RT2: Combustion simulation

including research on 3D numerical simulation of fuel injection, flow and combustion inside the combustion chamber of engines.

RT3: Fuel/engine emissions

including research on fuel test methods, procedures to evaluate the performance of fuel/engine couples in terms of CO2 emissions/efficiency and pollutants, and methods to characterise fuels.

Description of work

These overall objectives and ambitions will be realised by implementing a joint programme of activities (JPA) with the following detailed objectives to be achieved during the envisaged three-year funding by the EC:

  1. Create a common knowledge basis by setting up and regularly updating an extensive state-of-the-art survey on researching ECO-ENGINES’ topics;
  2. Define common standard procedures: The objective is to jointly define, use and constantly update basic standard procedures which are the basis of research work. The aim is to facilitate exchanging or comparing outcomes of research actions undertaken by different partners, thus facilitating an integrated planning of research.
  3. Jointly plan and organise new research on advanced combustion modes: The objective is to increase knowledge in Europe within the domain of advanced combustion in engines by triggering new research actions using the ECO-ENGINES resources and knowledge, but it is also open to outside collaborations.
  4. Set up a common education and training: The objective is to set up a common, integrated education and training programme in the domain of advanced engine combustion modes and to seek intense collaborations with partners outside the network and all over Europe.
  5. Actively disseminate knowledge and results: The objective is to ensure a wide dissemination of the knowledge and exploitation of results.

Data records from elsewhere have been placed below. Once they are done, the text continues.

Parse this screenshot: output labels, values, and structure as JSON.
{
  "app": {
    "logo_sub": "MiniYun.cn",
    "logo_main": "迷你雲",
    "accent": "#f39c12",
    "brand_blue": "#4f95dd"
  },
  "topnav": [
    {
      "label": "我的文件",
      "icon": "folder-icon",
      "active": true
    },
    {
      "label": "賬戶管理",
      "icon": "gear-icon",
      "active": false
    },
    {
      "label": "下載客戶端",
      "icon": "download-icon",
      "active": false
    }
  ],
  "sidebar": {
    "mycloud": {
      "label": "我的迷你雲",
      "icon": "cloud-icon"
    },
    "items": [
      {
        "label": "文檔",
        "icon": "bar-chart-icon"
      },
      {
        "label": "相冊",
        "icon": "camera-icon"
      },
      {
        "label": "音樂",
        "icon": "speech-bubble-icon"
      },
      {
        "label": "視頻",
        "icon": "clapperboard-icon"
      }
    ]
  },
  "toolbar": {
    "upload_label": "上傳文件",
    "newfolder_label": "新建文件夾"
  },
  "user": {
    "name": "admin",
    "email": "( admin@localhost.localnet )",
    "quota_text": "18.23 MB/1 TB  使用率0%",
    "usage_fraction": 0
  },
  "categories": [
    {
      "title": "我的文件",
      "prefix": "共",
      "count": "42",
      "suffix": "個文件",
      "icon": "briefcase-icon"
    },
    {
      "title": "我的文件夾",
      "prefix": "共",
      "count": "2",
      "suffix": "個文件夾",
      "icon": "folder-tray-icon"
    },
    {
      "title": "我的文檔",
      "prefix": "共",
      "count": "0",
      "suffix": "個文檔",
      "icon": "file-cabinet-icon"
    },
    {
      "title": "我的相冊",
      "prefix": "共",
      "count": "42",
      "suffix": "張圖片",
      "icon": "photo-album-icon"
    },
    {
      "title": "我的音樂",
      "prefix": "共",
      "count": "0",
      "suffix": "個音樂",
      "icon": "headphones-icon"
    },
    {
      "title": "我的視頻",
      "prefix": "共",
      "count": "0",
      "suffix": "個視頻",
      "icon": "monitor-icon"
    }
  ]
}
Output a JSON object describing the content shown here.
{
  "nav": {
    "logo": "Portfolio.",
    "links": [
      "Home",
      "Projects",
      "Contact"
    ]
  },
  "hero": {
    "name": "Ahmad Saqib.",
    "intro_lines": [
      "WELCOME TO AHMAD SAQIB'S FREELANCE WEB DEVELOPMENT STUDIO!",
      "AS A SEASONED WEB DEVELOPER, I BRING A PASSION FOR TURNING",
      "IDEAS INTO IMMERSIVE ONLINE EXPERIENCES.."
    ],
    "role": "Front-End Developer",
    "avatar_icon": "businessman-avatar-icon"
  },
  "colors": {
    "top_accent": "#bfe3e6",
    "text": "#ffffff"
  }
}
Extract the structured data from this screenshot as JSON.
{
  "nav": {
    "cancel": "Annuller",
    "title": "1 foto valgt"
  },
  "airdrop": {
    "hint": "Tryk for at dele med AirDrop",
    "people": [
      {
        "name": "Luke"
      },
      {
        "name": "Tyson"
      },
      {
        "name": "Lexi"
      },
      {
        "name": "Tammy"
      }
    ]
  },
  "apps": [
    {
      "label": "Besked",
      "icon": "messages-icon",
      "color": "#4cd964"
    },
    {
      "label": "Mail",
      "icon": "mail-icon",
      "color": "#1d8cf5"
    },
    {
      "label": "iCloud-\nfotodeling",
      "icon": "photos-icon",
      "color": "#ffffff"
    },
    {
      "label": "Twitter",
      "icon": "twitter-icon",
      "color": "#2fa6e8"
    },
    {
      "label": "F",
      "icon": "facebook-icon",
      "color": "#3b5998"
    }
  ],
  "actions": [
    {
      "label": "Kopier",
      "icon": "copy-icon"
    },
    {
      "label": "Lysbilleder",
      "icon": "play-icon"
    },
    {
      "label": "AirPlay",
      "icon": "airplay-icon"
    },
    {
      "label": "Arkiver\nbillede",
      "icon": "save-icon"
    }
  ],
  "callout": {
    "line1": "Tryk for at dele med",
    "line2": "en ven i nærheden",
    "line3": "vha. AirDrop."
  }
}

The following results have so far been achieved:

  1. extensive state-of-the-art survey on the three pre-competitive research topics
  2. work on best practice guidelines in the three research topics
  3. definition, planning and realisation of a first Advanced Engine Combustion Summer School commonly organised by network members
  4. Based on 1) and 2), the identification of gaps in research. Filling these gaps is of high European interest
  5. Based on 5), start of defined research projects undertaken by the network partners
  6. Creation of a public and restricted access website to advertise project activities and organise information exchange between the partners.